Cesar de la Fuente, PhD

by Sophie Burkholder

The Department of Bioengineering at the University of Pennsylvania is excited to welcome César de la Fuente, Ph.D., as an Assistant Professor of Bioengineering. De la Fuente, who is also an Assistant Professor in the Department of Psychiatry and Microbiology in the Perelman School of Medicine and was recently named a Penn Presidential Professor, is the principal investigator of the de la Fuente Lab with current projects including the development of computer-made antibiotics, microbiome engineering technologies, and synthetic neuromicrobiology tools.

Dr. de la Fuente has wanted to learn the mysteries of the world around him from a young age, from the origins of life and human consciousness to how diseases can affect the body. His dream of understanding the building blocks of life began to take shape when he enrolled as a graduate student at the University of British Columbia to study microbiology, immunology, and protein engineering. After earning his Ph.D. in these subjects, de la Fuente went on to complete a post doctorate in synthetic biology and computer science at the Massachusetts Institute of Technology (MIT).

Recently, MIT recognized Dr. de la Fuente on its “35 Innovators Under 35” list, which honored de la Fuente as one of the world’s top 35 innovators and as a pioneer for his use of technology to improve antibiotics. Furthermore, GEN recently listed Dr. de la Fuente on its “Top 10 Under 40” list of young leaders in the life sciences, noting his development of transformative biotechnologies as a potential solution to antibiotic resistance. De la Fuente refers to this latest research as “Machine Biology,” a crossover of life and technology that “brings together elements of machines in order to computerize biological systems.”

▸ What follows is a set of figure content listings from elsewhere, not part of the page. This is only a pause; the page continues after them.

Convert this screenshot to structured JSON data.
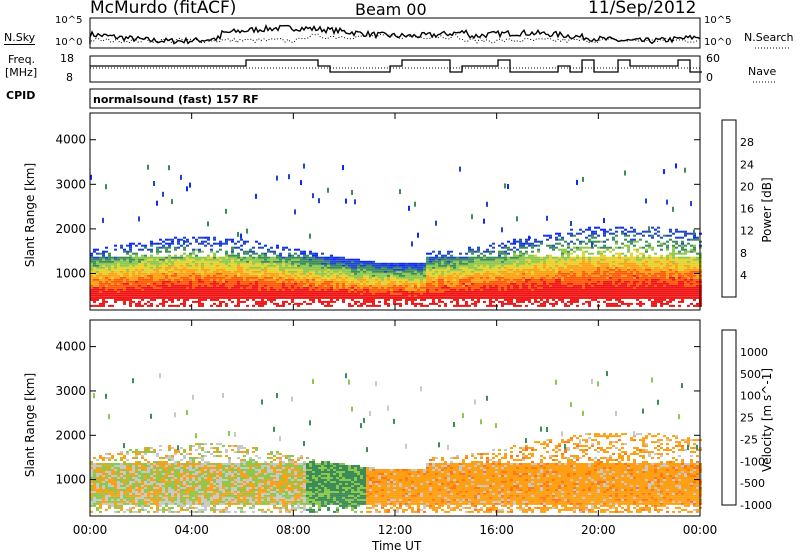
{
  "header": {
    "station": "McMurdo (fitACF)",
    "beam": "Beam 00",
    "date": "11/Sep/2012"
  },
  "side_labels": {
    "left_top": "N.Sky",
    "left_freq_1": "Freq.",
    "left_freq_2": "[MHz]",
    "left_cpid": "CPID",
    "right_top": "N.Search",
    "right_nave": "Nave"
  },
  "noise_panel": {
    "left_ticks": [
      "10^5",
      "10^0"
    ],
    "right_ticks": [
      "10^5",
      "10^0"
    ]
  },
  "freq_panel": {
    "left_ticks": [
      "18",
      "8"
    ],
    "right_ticks": [
      "60",
      "0"
    ]
  },
  "cpid_text": "normalsound (fast) 157 RF",
  "chart_data": [
    {
      "type": "heatmap",
      "title": "Power",
      "ylabel": "Slant Range [km]",
      "xlabel": "",
      "ylim": [
        180,
        4600
      ],
      "yticks": [
        "1000",
        "2000",
        "3000",
        "4000"
      ],
      "colorbar_label": "Power [dB]",
      "colorbar_ticks": [
        "28",
        "24",
        "20",
        "16",
        "12",
        "8",
        "4"
      ],
      "colors": [
        "#0a28ff",
        "#1e46c8",
        "#3c8c5a",
        "#8cc84b",
        "#e6d22d",
        "#ffa014",
        "#ff5a0a",
        "#f01414"
      ],
      "scatter_band_km": [
        700,
        1500
      ],
      "sparse_scatter_km": [
        1700,
        3500
      ]
    },
    {
      "type": "heatmap",
      "title": "Velocity",
      "ylabel": "Slant Range [km]",
      "xlabel": "Time UT",
      "xticks": [
        "00:00",
        "04:00",
        "08:00",
        "12:00",
        "16:00",
        "20:00",
        "00:00"
      ],
      "ylim": [
        180,
        4600
      ],
      "yticks": [
        "1000",
        "2000",
        "3000",
        "4000"
      ],
      "colorbar_label": "Velocity [m s^-1]",
      "colorbar_ticks": [
        "1000",
        "500",
        "100",
        "25",
        "-25",
        "-100",
        "-500",
        "-1000"
      ],
      "colors": [
        "#1e46c8",
        "#2e6ea0",
        "#3c8c5a",
        "#8cc84b",
        "#c8c8c8",
        "#ffa014",
        "#ff7814",
        "#f01414"
      ]
    }
  ]
}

His creativity in the merging of so many domains of science echoes throughout de la Fuente’s general approach to research and academia as well. While he emphasizes a thinking-from-the-ground-up approach, he also feels that “heterogeneous groups make better ideas,” and thus strives to maintain diversity in his lab — currently his entire lab is made up of international students and postdocs. In the future, de la Fuente hopes to extend his love of mentorship to the classroom in a course exploring the intersection of microbiology and synthetic biology, overlapping in a way similar to his research. We can’t wait for all of the innovation and creativity in engineering that de la Fuente will undoubtedly bring to our department.